Mengenang Djawahir Muhammad Lewat "Ngrasani Kang Hir"
"Insyaallah, pak", jawab saya menyanggupi. Rencana, habis Isya, saya akan nyamperin pak Ipul dan meluncur ke TBRS. Meski badan pegal-pegal, kalau soal Ki Djawa saya siap hadir. Ada banyak momentum bersama beliau yang sudah saya lewati, bahkan sejak zaman kulaih.
Sebagai budayawan, sastrawan, dan sejarawan muslim, terlebih tentang Semarangan, sosok Ki Djawa tak tergantikan, bahkan hingga saat ini. Meskipun sedikit, tapi saya pernah membantu beliau menyelesaikan karya disertasinya, dalam bentuk mengisikan cartridge tinta printernya.
Saya juga pernah kena omelannya. Ketika itu, di sebuah acara, di sebuah kafe, beliau marah karena menurut beliau saya kurang sopan, karena saat beliau ngomong, saya malah mainan hape. Saya terkejut. Sebab, sebenarnya yang terjadi, adalah saya sedang mencatat setiap omongan beliau di aplikasi Note hape saya. Jadi, saya sedang membuat notulensi, bukan mainan hape. Tapi untuk menjelaskannya, saya tak sampai. Karena, respek saya kepada beliau, sebagai orang tua. Saya hanya menelan ludah saja. Biarlah nanti malaikat yang menyampaikannya kepada beliau. Maafkan saya, ya pak...

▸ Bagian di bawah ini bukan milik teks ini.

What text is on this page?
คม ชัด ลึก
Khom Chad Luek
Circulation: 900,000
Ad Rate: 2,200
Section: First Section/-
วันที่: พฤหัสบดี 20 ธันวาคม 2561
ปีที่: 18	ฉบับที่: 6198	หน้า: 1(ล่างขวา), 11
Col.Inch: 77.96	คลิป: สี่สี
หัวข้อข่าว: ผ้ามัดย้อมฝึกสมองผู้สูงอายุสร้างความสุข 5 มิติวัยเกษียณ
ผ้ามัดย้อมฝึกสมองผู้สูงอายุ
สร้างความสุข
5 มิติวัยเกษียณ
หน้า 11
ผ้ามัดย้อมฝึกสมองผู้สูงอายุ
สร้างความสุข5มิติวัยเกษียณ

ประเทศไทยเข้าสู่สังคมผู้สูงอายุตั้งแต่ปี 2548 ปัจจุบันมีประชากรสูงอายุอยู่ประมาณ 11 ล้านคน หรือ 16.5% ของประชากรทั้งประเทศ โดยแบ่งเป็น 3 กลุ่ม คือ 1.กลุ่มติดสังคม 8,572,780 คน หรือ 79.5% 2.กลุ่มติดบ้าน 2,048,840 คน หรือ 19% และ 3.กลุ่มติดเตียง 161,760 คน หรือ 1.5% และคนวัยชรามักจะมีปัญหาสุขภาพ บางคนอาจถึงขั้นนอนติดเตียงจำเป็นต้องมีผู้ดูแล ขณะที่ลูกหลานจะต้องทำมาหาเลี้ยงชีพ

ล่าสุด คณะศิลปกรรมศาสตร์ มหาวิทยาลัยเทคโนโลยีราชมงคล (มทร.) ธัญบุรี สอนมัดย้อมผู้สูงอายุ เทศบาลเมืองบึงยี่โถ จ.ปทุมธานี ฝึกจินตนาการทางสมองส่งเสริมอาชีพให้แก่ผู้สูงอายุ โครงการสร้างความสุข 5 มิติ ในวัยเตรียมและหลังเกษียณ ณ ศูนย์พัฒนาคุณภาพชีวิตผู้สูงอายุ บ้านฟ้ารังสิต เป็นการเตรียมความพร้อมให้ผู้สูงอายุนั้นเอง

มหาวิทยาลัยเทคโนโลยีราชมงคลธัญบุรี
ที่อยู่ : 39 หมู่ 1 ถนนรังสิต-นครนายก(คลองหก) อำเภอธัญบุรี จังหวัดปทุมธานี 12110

Dalam perjalanan, ingatan saya terus menuju ke Ki Djawa. Sepanjang perjalanan, kami ngobrol tentang beliau. Sampai di Kedungmundu, seberangnya rumah sakit UNIMUS, hujan tiba-tiba turun. Kami segera menepi, karena terlalu deras untuk diterabas. Setidaknya, 30 menitan kami menunggu di emperan sebuah toko waralaba. Pak Ipul menhubungi panitia, memberitahu posisi yang tertahan. Dari sana, dijawab, acara sudah dimulai. Ya, tidak mengapa. Bila reda, kami akan lanjutkan perjalanan meskipun dapat sisa-sisa acara.

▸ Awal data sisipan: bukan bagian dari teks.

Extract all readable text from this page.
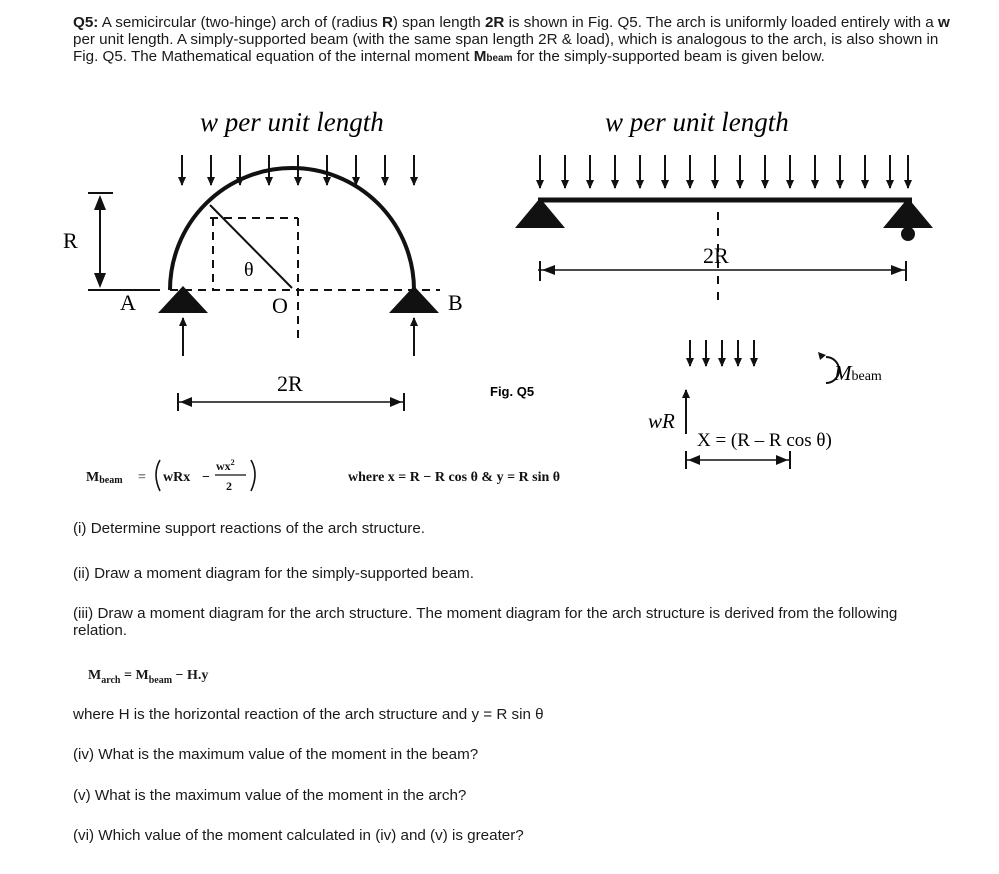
Q5: A semicircular (two-hinge) arch of (radius R) span length 2R is shown in Fig. Q5. The arch is uniformly loaded entirely with a w per unit length. A simply-supported beam (with the same span length 2R & load), which is analogous to the arch, is also shown in Fig. Q5. The Mathematical equation of the internal moment Mbeam for the simply-supported beam is given below.

w per unit length
R
θ
O
A	B
2R
w per unit length
2R
Fig. Q5
Mbeam
wR
X = (R – R cos θ)
Mbeam = wRx −
$wx^2$
2
where x = R − R cos θ & y = R sin θ

(i) Determine support reactions of the arch structure.

(ii) Draw a moment diagram for the simply-supported beam.

(iii) Draw a moment diagram for the arch structure. The moment diagram for the arch structure is derived from the following relation.

$M_{arch} = M_{beam} - H.y$

where H is the horizontal reaction of the arch structure and y = R sin θ

(iv) What is the maximum value of the moment in the beam?

(v) What is the maximum value of the moment in the arch?

(vi) Which value of the moment calculated in (iv) and (v) is greater?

Setelah mereda, masih sedikit gerimis, kami putuskan untuk melanjutkan perjalanan. Tiba di TBRS (Taman Budaya Raden Saleh di jalan Sriwijaya, tepatnya di aula kantor Dekase (Dewan Kesenian Semarang), sudah banyak orang yang berkumpul, dalam temaram, khas suasana teater.
Setidaknya, sekitar 70 hadir di acara itu, hampir semua seniman Semarang Tempo Doeloe, ada beberapa generasi muda, tapi umurnya mungkin sudah 40 tahun. Selain, membacakan riwayat Djawahir Mohamad (yang akrab dipanggil Kang Hir, namun saya khusus menyebutnya Ki Djawa). Juga ada ulasan tentang perjalanan budaya Semarang, pembacaan puisi, musikalisasi puisi, dan rasan-rasan lainnya.